En ce qui concerne la décision portant interdiction de retour sur le territoire français :
12. En premier lieu, en l’absence d’illégalité des décisions portant refus de titre de séjour et obligation de quitter le territoire français, le moyen tiré de ce que la décision portant interdiction de retour sur le territoire français serait illégale par voie de conséquence de l’illégalité de ces décisions ne peut qu’être écarté.
13. En deuxième lieu, pour les mêmes motifs que ceux repris au point 7 du jugement, le moyen tiré de ce que la décision portant interdiction de retour sur le territoire français d’une durée de deux ans porterait une atteinte disproportionnée au droit au respect de sa vie privée et familiale de M. B… au regard de l’article 8 de la convention européenne de sauvegarde des droits de l’homme et des libertés fondamentales doit être écarté.
14. En troisième lieu, pour les mêmes motifs que ceux repris au point 9 du jugement, le moyen tiré de ce que la décision portant interdiction de retour sur le territoire français d’une durée de deux ans aurait méconnu les stipulations précitées du premier paragraphe de l’article 3 de la convention internationale relative aux droits de l’enfant doit être écarté.

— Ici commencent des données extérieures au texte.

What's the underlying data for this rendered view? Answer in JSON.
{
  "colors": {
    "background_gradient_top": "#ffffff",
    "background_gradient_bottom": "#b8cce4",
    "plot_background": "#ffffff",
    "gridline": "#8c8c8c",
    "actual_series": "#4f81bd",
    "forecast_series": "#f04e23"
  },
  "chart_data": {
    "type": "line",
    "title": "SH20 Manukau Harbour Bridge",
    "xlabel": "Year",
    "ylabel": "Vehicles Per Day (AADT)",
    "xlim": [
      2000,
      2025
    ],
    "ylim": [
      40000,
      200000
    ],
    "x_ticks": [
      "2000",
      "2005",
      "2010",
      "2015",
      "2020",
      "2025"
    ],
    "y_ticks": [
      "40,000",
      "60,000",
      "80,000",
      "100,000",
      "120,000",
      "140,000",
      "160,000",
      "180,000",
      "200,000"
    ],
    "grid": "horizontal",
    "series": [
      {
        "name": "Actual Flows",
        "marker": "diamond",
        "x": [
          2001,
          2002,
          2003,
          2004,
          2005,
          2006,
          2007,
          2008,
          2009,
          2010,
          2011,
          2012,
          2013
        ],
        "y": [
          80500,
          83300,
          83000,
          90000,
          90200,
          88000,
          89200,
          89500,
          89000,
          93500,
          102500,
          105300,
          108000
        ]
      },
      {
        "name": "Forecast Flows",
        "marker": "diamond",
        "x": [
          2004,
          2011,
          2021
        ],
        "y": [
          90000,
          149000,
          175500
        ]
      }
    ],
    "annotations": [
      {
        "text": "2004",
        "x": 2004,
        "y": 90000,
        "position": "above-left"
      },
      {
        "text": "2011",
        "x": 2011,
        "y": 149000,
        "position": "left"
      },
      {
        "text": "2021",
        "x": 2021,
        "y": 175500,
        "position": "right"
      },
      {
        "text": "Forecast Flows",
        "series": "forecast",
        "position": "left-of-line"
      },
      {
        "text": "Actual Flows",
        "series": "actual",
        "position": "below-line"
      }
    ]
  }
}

15. Il résulte de tout ce qui précède que la requête de M. B… doit être rejetée, y compris les conclusions à fin d’injonction.
D E C I D E :
Article 1er : La requête de M. B… est rejetée.
Article 2 : Le présent jugement sera notifié à M. C… B… et au préfet de l’Aube.
Copie en sera adressée au ministre de l’intérieur.
Délibéré après l’audience du 3 novembre 2025, à laquelle siégeaient :
M. Deschamps, président,
M. Amelot, premier conseiller,
M. Paggi, conseiller.
Rendu public par mise à disposition au greffe le 24 novembre 2025.
Le rapporteur,
signé
F. AMELOT
Le président,
signé
A. DESCHAMPS
Le greffier,
signé
A. PICOT
La République mande et ordonne au préfet de l’Aube en ce qui le concerne
et à tous les commissaires de justice à ce requis en ce qui concerne les voies de droit commun contre les parties privées, de pourvoir à l’exécution de la présente décision.